A Companhia Siderúrgica Nacional (CSN) teve um prejuízo líquido de R$ 721,2 milhões no quarto trimestre de 2025. Esse valor é mais de oito vezes maior que o prejuízo de R$ 84,9 milhões registrado no mesmo período de 2024, o que representa uma alta de 748%.
Considerando todo o ano de 2025, o prejuízo líquido ficou em R$ 1,50 bilhão. Em comparação com o prejuízo de R$ 1,53 bilhão de 2024, houve uma pequena redução de 2%.
A empresa explicou que o resultado do trimestre foi afetado pela ociosidade operacional e por perdas de estoque. Esses problemas estão ligados à parada de um alto-forno durante o período.
Em relação ao resultado anual, a estabilidade no prejuízo, comparado ao ano anterior, veio de uma melhora nos segmentos de mineração e logística.
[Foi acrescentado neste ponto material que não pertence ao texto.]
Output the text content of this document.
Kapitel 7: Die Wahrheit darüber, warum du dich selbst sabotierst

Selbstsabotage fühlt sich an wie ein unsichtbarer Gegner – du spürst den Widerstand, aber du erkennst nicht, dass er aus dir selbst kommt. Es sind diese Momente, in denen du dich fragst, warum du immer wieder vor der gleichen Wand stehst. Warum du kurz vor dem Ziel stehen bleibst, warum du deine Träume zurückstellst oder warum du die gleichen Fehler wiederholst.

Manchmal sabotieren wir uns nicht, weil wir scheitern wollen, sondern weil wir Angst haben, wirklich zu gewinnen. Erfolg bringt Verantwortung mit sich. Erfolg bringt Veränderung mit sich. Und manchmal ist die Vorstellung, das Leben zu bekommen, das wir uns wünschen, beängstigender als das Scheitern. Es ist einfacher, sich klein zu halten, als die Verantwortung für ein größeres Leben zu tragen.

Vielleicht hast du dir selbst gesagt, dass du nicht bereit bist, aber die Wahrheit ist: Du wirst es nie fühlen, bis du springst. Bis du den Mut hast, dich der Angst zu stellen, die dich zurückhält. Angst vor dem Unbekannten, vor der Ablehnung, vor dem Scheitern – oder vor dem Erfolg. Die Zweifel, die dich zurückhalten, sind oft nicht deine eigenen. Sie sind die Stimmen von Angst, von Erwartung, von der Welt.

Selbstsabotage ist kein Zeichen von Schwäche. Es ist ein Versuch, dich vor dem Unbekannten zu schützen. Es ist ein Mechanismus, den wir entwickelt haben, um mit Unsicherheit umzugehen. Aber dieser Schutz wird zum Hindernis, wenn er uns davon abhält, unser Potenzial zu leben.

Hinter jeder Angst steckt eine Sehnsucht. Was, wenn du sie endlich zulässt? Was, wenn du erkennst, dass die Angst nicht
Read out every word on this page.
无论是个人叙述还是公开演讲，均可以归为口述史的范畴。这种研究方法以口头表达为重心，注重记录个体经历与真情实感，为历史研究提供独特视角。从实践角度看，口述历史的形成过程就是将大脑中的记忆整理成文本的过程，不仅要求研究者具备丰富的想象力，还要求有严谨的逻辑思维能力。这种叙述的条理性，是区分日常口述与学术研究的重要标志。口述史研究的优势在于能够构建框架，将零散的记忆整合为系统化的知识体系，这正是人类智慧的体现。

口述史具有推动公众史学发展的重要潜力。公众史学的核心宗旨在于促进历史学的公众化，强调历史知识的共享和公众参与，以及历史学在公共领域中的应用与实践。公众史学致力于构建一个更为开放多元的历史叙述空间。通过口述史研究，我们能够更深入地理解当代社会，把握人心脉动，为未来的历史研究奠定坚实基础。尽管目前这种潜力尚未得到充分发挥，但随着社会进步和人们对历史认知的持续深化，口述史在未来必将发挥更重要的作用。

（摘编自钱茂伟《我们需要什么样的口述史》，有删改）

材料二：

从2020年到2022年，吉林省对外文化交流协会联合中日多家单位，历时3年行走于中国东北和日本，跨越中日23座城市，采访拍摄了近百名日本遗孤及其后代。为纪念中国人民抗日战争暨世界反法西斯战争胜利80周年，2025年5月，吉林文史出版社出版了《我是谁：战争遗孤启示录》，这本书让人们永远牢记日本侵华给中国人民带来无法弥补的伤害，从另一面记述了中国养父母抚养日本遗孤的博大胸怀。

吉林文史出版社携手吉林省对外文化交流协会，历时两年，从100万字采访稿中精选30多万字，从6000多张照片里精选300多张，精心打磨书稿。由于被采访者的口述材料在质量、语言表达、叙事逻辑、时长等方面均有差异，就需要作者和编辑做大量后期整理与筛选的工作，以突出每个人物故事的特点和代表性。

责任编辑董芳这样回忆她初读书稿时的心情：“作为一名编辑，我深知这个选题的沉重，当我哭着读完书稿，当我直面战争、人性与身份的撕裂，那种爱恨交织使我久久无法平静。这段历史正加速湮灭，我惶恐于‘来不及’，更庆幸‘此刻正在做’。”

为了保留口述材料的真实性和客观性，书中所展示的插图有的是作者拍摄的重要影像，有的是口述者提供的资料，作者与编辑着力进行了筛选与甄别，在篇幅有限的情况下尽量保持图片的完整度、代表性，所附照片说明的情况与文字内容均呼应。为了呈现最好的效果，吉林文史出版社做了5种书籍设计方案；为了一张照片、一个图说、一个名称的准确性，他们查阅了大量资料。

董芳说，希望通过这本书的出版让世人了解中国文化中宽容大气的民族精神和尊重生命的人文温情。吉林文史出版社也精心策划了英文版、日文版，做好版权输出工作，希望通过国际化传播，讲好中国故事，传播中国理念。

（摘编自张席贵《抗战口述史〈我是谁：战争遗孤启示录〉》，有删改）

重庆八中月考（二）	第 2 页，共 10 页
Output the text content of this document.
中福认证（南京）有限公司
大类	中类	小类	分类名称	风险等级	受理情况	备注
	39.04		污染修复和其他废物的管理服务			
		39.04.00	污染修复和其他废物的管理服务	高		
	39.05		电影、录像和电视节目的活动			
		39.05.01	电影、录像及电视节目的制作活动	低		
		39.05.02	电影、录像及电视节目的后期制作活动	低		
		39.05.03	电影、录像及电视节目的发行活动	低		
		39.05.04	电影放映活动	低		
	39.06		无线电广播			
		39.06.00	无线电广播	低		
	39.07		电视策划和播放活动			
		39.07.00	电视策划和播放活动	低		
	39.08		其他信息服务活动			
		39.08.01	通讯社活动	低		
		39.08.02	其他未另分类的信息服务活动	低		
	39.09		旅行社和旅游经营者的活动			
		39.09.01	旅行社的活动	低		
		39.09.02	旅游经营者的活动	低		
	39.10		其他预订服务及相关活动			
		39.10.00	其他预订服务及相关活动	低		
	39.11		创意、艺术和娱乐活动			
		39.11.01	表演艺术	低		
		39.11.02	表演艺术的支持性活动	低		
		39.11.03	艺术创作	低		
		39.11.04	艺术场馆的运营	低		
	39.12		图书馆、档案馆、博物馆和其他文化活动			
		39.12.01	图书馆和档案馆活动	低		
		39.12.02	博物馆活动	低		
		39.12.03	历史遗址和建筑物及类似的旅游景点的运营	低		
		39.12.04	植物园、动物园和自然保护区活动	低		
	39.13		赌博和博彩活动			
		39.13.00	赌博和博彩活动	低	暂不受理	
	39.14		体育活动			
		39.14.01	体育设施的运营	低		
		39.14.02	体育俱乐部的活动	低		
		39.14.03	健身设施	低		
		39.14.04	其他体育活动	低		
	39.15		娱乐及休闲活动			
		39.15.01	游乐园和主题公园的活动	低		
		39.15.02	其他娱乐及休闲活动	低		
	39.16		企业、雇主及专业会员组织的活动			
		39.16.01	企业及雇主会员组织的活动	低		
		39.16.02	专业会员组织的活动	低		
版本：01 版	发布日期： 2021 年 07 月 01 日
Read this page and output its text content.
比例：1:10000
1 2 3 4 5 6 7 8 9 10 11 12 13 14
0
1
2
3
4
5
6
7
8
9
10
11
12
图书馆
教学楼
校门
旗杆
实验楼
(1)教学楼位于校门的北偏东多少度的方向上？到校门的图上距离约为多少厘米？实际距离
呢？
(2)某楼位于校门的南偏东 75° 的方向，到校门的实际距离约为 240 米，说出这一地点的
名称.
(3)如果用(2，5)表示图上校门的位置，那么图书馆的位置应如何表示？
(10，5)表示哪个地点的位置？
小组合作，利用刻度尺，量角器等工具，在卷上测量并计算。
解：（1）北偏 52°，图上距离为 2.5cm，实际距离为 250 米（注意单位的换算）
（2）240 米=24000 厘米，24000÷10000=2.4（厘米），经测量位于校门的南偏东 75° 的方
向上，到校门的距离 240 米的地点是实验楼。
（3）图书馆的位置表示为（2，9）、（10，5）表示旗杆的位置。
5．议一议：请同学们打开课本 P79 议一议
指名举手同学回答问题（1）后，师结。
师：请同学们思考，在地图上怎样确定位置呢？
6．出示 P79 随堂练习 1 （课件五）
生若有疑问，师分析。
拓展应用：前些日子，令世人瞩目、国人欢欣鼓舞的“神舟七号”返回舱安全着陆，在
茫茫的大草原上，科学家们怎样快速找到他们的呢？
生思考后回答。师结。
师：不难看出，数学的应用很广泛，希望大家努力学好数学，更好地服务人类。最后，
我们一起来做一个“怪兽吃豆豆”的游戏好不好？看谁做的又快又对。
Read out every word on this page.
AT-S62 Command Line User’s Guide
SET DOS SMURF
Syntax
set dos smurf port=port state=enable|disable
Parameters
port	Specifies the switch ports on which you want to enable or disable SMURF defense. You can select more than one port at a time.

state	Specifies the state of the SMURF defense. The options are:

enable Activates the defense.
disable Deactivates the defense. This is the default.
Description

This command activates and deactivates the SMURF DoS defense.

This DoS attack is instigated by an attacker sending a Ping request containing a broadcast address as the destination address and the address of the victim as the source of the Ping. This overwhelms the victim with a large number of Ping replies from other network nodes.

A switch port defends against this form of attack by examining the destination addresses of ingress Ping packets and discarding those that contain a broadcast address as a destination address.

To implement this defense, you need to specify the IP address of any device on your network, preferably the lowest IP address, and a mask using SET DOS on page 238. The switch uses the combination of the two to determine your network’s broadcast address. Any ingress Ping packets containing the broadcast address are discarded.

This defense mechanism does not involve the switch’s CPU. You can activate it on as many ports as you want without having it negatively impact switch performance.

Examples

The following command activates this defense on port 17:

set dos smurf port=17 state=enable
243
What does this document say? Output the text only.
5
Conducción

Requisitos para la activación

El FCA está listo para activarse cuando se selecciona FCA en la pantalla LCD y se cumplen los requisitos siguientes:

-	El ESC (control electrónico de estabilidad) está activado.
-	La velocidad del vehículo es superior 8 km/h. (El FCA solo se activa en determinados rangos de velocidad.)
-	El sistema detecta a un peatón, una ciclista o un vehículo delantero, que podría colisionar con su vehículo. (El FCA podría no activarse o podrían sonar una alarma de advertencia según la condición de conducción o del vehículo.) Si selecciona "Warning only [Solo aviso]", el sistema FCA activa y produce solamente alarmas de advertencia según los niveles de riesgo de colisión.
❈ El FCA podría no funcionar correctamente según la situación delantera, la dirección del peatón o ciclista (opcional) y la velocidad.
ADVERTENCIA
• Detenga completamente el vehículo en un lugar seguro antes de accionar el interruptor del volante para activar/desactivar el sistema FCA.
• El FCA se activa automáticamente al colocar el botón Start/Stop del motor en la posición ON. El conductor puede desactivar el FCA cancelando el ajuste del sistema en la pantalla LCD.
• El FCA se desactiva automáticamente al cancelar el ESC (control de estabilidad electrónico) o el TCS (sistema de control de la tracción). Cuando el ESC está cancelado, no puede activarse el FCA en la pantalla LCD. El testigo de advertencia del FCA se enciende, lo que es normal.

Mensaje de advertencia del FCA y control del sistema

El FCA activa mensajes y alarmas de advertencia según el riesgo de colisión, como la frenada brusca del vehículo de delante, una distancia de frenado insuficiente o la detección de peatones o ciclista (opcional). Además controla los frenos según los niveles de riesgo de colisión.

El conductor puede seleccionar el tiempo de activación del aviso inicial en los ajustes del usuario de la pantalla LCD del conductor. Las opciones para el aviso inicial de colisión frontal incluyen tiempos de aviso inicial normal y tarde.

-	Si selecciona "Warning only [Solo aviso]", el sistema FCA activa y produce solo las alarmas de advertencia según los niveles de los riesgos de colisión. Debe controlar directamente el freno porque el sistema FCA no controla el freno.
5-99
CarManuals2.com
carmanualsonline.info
Essa melhora compensou em parte os efeitos não recorrentes citados pela companhia.
Os números foram divulgados na noite de quarta-feira (11). A receita líquida no último trimestre de 2025 foi de R$ 11,4 bilhões. Esse montante representa uma queda de 5,2% frente aos R$ 12,0 bilhões do quarto trimestre de 2024.
No acumulado do ano, a receita líquida totalizou R$ 44,7 bilhões. O valor é 2,5% maior que os R$ 43,6 bilhões registrados em 2024.
O Ebitda, que é o lucro antes de juros, impostos, depreciação e amortização, ficou em R$ 1,52 bilhão no quarto trimestre. O resultado é 32,5% menor que os R$ 2,2 bilhões do mesmo trimestre do ano passado.
No ano inteiro de 2025, o Ebitda da CSN alcançou R$ 8,7 bilhões. O número representa um crescimento de 10,4% sobre os R$ 7,9 bilhões de 2024.
Em outra notícia de resultados trimestrais, a Brava Energia reportou um prejuízo de R$ 588 milhões no quarto trimestre. O valor significa uma queda de 43% em relação ao período equivalente do ano anterior.